Fries, speaking at Goldman Sachs’ Communacopia Conference in the US, said there were “no transactions” that Liberty is currently looking at, and indicated that concern that Liberty would spend on acquisitions rather than return cash to stockholders was misplaced.
He said that the company was likely to “lean into stock”, with buybacks when the cash came through.
He said that as the company got closer to completion it would look more closely at “where we can put capital to work”.
Fries said that Liberty had got “six times its money” from Germany and had done well from the UK and from Switzerland. “We are pretty good allocators of capital”, he said. “We don’t do deals just to do deals. We are in this to create value, period,” he said.
Fries said that following completion of the Vodafone deal, Liberty would have its UK Virgin Media business, its “best cable asset” accounting 60% of operating cash flow and which “looks most like a US cable asset”, US$12 billion in cash and three other scale markets – the VodafoneZiggo JV, the Belgian Telenet business and the Swiss business.

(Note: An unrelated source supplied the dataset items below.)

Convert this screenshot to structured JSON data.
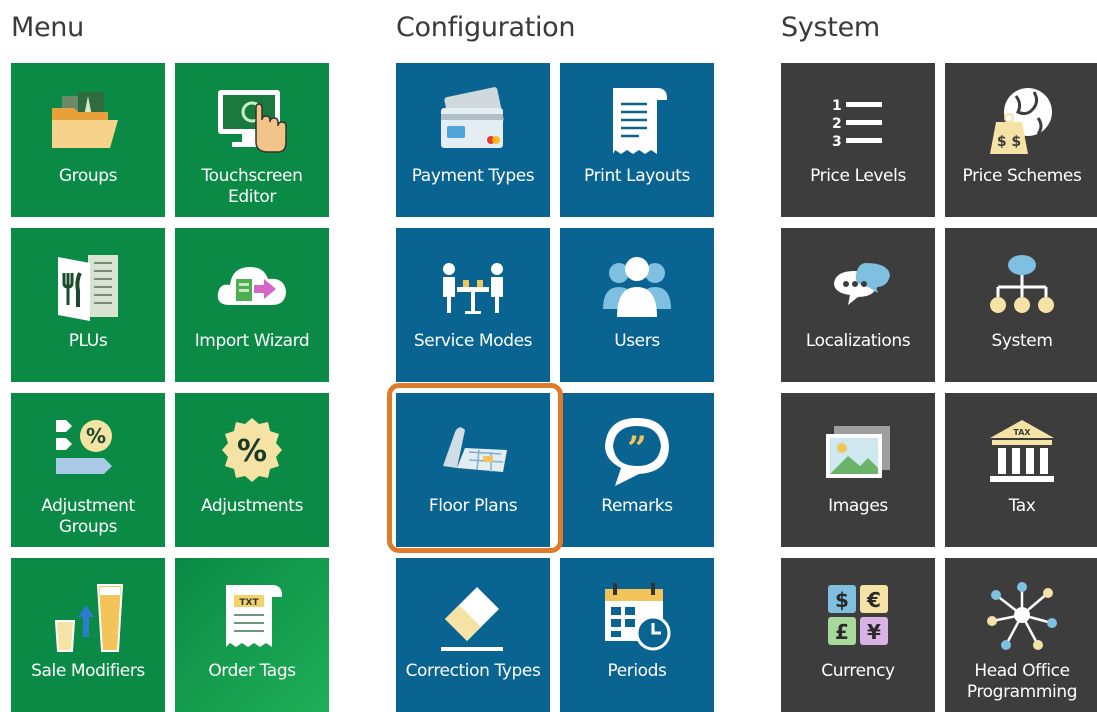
{
  "sections": {
    "menu": {
      "title": "Menu",
      "color": "#0a8a45",
      "tiles": [
        {
          "label": "Groups",
          "icon": "folder-icon"
        },
        {
          "label": "Touchscreen\nEditor",
          "icon": "touchscreen-icon"
        },
        {
          "label": "PLUs",
          "icon": "menu-book-icon"
        },
        {
          "label": "Import Wizard",
          "icon": "cloud-import-icon"
        },
        {
          "label": "Adjustment\nGroups",
          "icon": "tags-percent-icon"
        },
        {
          "label": "Adjustments",
          "icon": "percent-badge-icon"
        },
        {
          "label": "Sale Modifiers",
          "icon": "glasses-icon"
        },
        {
          "label": "Order Tags",
          "icon": "receipt-txt-icon"
        }
      ]
    },
    "configuration": {
      "title": "Configuration",
      "color": "#0a6491",
      "tiles": [
        {
          "label": "Payment Types",
          "icon": "credit-card-icon"
        },
        {
          "label": "Print Layouts",
          "icon": "receipt-icon"
        },
        {
          "label": "Service Modes",
          "icon": "dining-table-icon"
        },
        {
          "label": "Users",
          "icon": "users-icon"
        },
        {
          "label": "Floor Plans",
          "icon": "floor-plan-icon"
        },
        {
          "label": "Remarks",
          "icon": "speech-bubble-icon"
        },
        {
          "label": "Correction Types",
          "icon": "eraser-icon"
        },
        {
          "label": "Periods",
          "icon": "calendar-clock-icon"
        }
      ]
    },
    "system": {
      "title": "System",
      "color": "#3d3d3d",
      "tiles": [
        {
          "label": "Price Levels",
          "icon": "numbered-list-icon"
        },
        {
          "label": "Price Schemes",
          "icon": "globe-price-icon"
        },
        {
          "label": "Localizations",
          "icon": "chat-bubbles-icon"
        },
        {
          "label": "System",
          "icon": "org-chart-icon"
        },
        {
          "label": "Images",
          "icon": "images-icon"
        },
        {
          "label": "Tax",
          "icon": "tax-building-icon"
        },
        {
          "label": "Currency",
          "icon": "currency-icon"
        },
        {
          "label": "Head Office\nProgramming",
          "icon": "network-icon"
        }
      ]
    }
  },
  "selected": "Floor Plans",
  "highlight_color": "#e07b2c",
  "icon_text": {
    "price_levels_numbers": [
      "1",
      "2",
      "3"
    ],
    "price_schemes_tag": "$ $",
    "tax_sign": "TAX",
    "currency_symbols": [
      "$",
      "€",
      "£",
      "¥"
    ],
    "order_tags_txt": "TXT"
  }
}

“All of these are at varying stages of maturity,” he said. OCF growth would be a blend of the steady UK business and the other three markets “at various points in the inflection curve”. Fries said that Liberty had invested “a ton of money” and was now ready to take cashflow from its investments.
Fries said that investment was encouraged in the UK and that there was a reasonable degree of certainty that Liberty would be able to get a return on its investment in Project Lightning.
Fries said ARPU in Europe is lower from video services in particular, although margins are higher. Free broadcasting is stronger and OTT TV is less developed, he said. Liberty’s video business is declining but much “more slowly” than the US.
Liberty was focusing on single integrated platforms across its footprint, he said, focusing on its EOS and Connect boxes and a single delivery platform.
Fries said Liberty would continue to make “small investments” in content that “don’t add up to much” because content in Europe is primarily local, he said. He said that the company would not “bet the margins” on big content investments. Being an aggregator makes more sense, he said.
“Europe and the US are different…every market is different and the approach we are taking is the right one,” he said.
Fries said that Liberty’s transaction with Vodafone involving the sale of its German and central European networks is a “win-win” for Liberty and Vodafone. He said that the reduced scale of the company’s total operation would not have an adverse impact on the company. Liberty would continue to support the businesses it was exiting for a period of time gaining US$200 million plus of revenue for a period of years”.